Christ the Redeemer
- Eve Clemmons
This one is a very strange false memory - some are saying the famous Art Deco Christ The Redeemer statue in Rio de Janeiro, Brazil has shrunk from the size they remember and others are saying it has grown!
Work on the statue began in 1922 and was finished in 1931. It weighs 635 tons and is instantly recognisable everywhere on earth - it's even one of the New Seven Wonders of the World.
A different perspective?
Yet those who swear it's size has changed remember it very differently in the past.
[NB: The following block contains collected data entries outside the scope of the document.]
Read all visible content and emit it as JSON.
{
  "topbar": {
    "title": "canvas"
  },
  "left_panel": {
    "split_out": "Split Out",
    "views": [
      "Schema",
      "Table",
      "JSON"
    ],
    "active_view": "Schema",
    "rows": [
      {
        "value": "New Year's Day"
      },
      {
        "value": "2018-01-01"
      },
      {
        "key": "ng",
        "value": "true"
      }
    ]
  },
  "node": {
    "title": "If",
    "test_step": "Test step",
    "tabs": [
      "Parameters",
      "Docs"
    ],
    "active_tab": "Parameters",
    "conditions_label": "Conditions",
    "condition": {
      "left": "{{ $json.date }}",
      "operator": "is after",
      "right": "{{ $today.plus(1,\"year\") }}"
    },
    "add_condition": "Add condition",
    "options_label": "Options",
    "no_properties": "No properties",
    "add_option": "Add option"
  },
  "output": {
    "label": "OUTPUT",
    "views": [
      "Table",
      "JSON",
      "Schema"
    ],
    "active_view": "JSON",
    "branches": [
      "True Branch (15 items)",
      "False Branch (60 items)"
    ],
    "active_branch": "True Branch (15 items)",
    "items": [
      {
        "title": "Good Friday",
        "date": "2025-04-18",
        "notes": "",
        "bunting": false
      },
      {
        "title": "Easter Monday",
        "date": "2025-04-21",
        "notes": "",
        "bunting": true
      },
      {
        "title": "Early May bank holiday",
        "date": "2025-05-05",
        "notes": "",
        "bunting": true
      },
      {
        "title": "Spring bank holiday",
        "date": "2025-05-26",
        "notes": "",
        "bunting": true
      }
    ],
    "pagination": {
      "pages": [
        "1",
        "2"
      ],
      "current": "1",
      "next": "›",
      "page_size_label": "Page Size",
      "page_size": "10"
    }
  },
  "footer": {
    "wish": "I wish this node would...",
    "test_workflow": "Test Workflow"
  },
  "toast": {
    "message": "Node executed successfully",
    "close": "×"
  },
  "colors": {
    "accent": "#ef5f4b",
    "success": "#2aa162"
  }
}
One explanation could be straightforward - there are so many places to take photographs of it which contain people, that some may appear to show them closer, whereas others show them further away. Whilst this could happen anywhere, the statue, if viewed from below looking up, would be unusual in that, from several angles, there is no background to frame it's size against, and so using the people on the ground as the reference could create a kind of optical illusion magicians are very familiar with.
Robe differences
Along with the size being different, some people remember the robe not hanging as low as it does today, it not showing the chest the way it does today and there is now a heart showing on the chest which wasn't there previously. Even his chin is said to be different by some.
The claim his robe didn't used to be open is said by the same people who see the heart as new, presumably it was covered up when the robe was closed, as they remember.
Statues changing are not new to the Mandela Effect. The best known one is probably Rodin's "The Thinker", where lots of residue exists in the form of photographs and parodies on the internet. The one of Abraham Lincoln at the Lincoln memorial is quite well known too. It seems completely impossible that a statue can change over time, but those who are claiming this is a Mandela Effect will say it was carved that way originally in a different timeline.